Трудно поделить заслуги между губернаторской властью и городской, каждая вносит свою лепту. И каждая ведет отсчет от себя. Кому приписать те или иные свершения? Губернатору или городскому голове? Как не рассориться двум вождям? При Свербееве заработал механический завод Журавлева, паровая макаронная фабрика, а в 1881 году Альфред фон Вокано построил свой легендарный пивной завод, и два сорта пива «Венское» и «Венское столовое» тотчас же бросили золотую монетку в копилку Самары. Свербеев радел о добром состоянии школ и больниц, и, будучи человеком просвещенным, составил описание школ Самарской губернии, жалобы на чиновников рассматривал лично и сам ездил по всей подотчетной ему территории с проверками. Одним словом, на месте не сидел.
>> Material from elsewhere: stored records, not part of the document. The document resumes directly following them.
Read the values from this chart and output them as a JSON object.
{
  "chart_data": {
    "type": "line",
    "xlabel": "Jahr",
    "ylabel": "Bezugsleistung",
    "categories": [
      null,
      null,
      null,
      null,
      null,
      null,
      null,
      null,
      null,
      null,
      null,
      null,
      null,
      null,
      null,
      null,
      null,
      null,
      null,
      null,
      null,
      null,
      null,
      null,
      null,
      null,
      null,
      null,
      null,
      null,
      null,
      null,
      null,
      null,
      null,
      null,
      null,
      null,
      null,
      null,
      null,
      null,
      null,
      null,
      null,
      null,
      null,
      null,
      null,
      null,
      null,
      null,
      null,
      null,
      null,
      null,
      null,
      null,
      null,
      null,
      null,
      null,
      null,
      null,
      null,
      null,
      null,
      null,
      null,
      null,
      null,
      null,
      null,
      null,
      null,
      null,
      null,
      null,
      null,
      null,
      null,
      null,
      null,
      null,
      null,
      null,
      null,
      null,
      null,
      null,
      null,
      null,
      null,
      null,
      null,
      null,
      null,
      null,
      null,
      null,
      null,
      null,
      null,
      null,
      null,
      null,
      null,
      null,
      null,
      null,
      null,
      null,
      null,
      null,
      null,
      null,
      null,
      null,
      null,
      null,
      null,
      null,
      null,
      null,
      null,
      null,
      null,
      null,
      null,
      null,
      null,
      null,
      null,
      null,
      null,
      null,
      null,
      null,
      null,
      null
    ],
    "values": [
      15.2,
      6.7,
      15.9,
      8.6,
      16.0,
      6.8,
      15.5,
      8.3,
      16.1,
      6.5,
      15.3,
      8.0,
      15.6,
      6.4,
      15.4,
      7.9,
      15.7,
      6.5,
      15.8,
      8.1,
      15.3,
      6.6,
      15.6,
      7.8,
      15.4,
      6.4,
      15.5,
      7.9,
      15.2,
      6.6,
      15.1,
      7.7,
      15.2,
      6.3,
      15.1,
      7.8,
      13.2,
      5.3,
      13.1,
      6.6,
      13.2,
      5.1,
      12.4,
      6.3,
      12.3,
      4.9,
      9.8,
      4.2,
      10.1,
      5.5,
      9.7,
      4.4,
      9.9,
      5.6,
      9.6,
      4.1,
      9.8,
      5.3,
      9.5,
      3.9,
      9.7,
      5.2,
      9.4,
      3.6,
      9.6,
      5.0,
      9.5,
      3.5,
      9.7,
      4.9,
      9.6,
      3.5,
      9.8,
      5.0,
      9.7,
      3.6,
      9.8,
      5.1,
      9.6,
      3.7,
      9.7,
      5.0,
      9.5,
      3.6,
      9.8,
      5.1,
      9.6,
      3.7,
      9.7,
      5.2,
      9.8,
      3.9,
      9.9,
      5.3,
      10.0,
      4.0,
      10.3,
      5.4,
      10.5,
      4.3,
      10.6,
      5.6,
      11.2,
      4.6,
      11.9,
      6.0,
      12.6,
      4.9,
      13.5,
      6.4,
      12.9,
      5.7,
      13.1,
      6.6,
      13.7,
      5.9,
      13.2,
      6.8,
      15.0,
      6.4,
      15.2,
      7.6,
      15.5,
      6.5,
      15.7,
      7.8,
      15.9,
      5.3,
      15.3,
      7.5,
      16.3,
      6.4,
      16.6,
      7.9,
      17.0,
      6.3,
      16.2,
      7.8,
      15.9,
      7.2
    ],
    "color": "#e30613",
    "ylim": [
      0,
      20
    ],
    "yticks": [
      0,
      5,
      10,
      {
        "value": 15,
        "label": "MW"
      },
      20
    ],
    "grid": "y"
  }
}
А в 1883 году за полезную деятельность по взиманию окладных сборов Самарской губернии заслужил Высочайшее его императорского величества благоволение.
Они чуть припозднились. Тут уже был и предводитель дворянства, бывший губернатор Григорий Сергеевич Аксаков, и автор проекта водопровода Николай Петрович Зимин, и Федор Иванович Бромлей, строитель водопровода, выходец из Голландии, представитель товарищества на вере «Братья Бромлей и Компания». Водопровод проверили заранее – текла вода! Чедесный источник, не иначе!
Сначала отстояли молебен. Потом один из чиновников губернатора, поклонившись Свербееву и Алабину, обратился к своему начальнику:
– Ваше превосходительство, тут в одном из помещений стол для рабочих накрыли, ну для тех, кто строил водопровод. – Он сконфузился лицом. – Старшина их просил… не могли бы вы слово сказать… ободрить, так сказать… работы много было, сами понимаете… заслужили мужички…
Свербеев и Алабин переглянулись. С пониманием улыбнулись друг другу. К другому губернатору, может быть, и не подошли бы с такой просьбой, но тут знали – можно. Человек умный и нечванливый. Прост в общении. Это он революционеров бы в колодки да в Сибирь, а честный рабочий люд – дело другое!
– Легко, милейший! – улыбнулся губернатор. – Рабочих надо уважать! Где ваше помещение?
– Прошу-с за мной, ваше превосходительство! – поклонился чиновник.
– Речь скажете, Петр Владимирович? – спросил Свербеев. – Я не больно сегодня в ораторы гожусь, сами понимаете…
– С превеликим удовольствием, ваше превосходительство, – с улыбкой кивнул городской голова.
Они вышли в коридор. В отдалении стоял широкоплечий мужик, скромно тер крепкие кулаки.
– Это и есть их старшина? – спросил Свербеев у чиновника.